Cosa è accaduto nel frattempo? Perché si è atteso tanti anni per programmare un nuovo Piano di Edilizia Sanitaria che tenga conto delle attuali necessità di intervento  di riqualificazione o sostituzione  edilizia? Perché si è lasciato marcire il patrimonio immobiliare della Sanità campana che da Napoli alle altre Province versa in condizioni davvero scandalose e molto spesso pericolose per la sicurezza e la salute dei pazienti?

In prima battuta ci verrebbe da dire: per mera strafottenza ed incapacità degli addetti ai lavori. Elementi questi non trascurabili nella individuazione dei motivi di tale sfascio. Ma il principale responsabile di questa vergognosa situazione, a nostro avviso, è riconducibile alla gestione personalistica e clientelare posta in essere dalle Giunte di Centro Sinistra che hanno governato la Regione e  quindi la Sanità campana negli ultimi 10 anni.
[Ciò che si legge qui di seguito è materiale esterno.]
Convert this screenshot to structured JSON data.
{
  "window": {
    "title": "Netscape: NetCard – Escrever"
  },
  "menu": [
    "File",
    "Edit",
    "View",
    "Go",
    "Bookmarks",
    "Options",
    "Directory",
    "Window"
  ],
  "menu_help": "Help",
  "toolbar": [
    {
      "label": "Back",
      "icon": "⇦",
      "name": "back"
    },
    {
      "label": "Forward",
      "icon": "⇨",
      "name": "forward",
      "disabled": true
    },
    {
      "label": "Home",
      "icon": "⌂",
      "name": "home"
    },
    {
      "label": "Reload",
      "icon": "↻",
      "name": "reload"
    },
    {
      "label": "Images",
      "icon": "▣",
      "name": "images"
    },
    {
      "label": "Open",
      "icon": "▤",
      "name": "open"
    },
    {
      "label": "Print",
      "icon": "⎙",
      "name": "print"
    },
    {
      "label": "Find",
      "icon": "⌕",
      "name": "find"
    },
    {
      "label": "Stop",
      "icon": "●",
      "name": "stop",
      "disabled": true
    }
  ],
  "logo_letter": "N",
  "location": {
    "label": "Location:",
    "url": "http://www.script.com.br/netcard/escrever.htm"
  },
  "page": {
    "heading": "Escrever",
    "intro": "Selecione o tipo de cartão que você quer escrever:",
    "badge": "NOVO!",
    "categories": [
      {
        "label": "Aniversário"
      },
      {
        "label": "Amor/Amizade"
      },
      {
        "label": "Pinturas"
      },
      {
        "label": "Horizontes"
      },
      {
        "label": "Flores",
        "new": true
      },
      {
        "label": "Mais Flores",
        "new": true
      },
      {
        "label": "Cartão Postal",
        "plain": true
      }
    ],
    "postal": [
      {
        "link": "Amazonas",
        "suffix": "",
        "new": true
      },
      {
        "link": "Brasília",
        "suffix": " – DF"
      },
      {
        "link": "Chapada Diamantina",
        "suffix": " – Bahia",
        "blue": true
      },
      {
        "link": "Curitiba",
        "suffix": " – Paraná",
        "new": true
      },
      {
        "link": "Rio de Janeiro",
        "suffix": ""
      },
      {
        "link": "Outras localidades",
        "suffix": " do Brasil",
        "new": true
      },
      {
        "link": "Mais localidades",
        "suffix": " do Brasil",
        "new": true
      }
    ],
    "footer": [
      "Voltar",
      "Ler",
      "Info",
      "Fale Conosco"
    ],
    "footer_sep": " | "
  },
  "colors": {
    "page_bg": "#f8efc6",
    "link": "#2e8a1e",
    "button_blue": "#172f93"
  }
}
Il fatidico “decennio d’oro” di Bassolino e Montemarano ha visto i Bilanci della Sanità pubblica  “ingoiare” debiti spropositati e scelte politiche imbarazzanti:

  • nessun provvedimento di rilievo a favore della Sanità pubblica;
  • chiusura di Ospedali e conseguente taglio di posti letto;
  • forte sbilanciamento delle politiche di assistenza a favore della Sanità convenzionata;
  • interesse esclusivo finalizzato alla individuazione di reparti ospedalieri fantasma (esistenti solo sulla carta) per il conferimento di primariati o Responsabili di “moduli” di dubbia utilità;
  • costituzione di una “nomenclatura” asservita e consenziente nelle Asl come negli Ospedali della regione, con Dirigenti Medici e Amministrativi spesso inadeguati e carenti dei titoli professionali richiesti dalle normative vigenti.

Questo scenario di “trasparenza ed efficienza” ha gestito per troppo tempo il Servizio Sanitario Nazionale in Campania, lasciando sul campo una moltitudine di episodi di Malasanità e disastri finanziari inenarrabili. Quei disastri finanziari che hanno impedito per ben 15 anni di programmare adeguatamente il futuro della Sanità pubblica in questa parte cospicua del nostro Mezzogiorno. Buchi di bilancio spaventosi che hanno prodotto, tra l’altro, il blocco dei finanziamenti statali per eccesso di debito. In tal modo azzerando le risorse per  l’edilizia sanitaria destinate alla Campania, a partire  dai primi anni 2000 e vanificando anche l’opportunità di procedere a nuovi investimenti in attrezzature e nuove tecnologie diagnostiche per i nostri istituti di cura.

Una situazione paradossale che ha impedito, tra l’altro,  che si bandissero nuovi concorsi pubblici nel Servizio Sanitario campano, a scapito della qualità dell’assistenza ai cittadini e con la fuga in altre regioni o all’estero dei giovani studenti delle professioni sanitarie sfornati dalle nostre Università.

Un disastro annunciato che ha inciso anche e soprattutto sulle famiglie campane per l’odiosa imposizione dei Ticket sulle prestazioni diagnostiche, visite specialistiche e acquisto dei farmaci.

Potremmo continuare ancora a lungo nella elencazione delle nefandezze e degli arbìtri perpetrati a danno dei cittadini napoletani e campani. Ma quel che riteniamo sia di tutta evidenza, è la responsabilità innegabile di una parte politica che ha governato questa regione in spregio ad ogni regola di buon senso e di corretta gestione della cosa pubblica. Una parte politica a cui, volente o nolente, il Presidente De Luca appartiene a pieno titolo.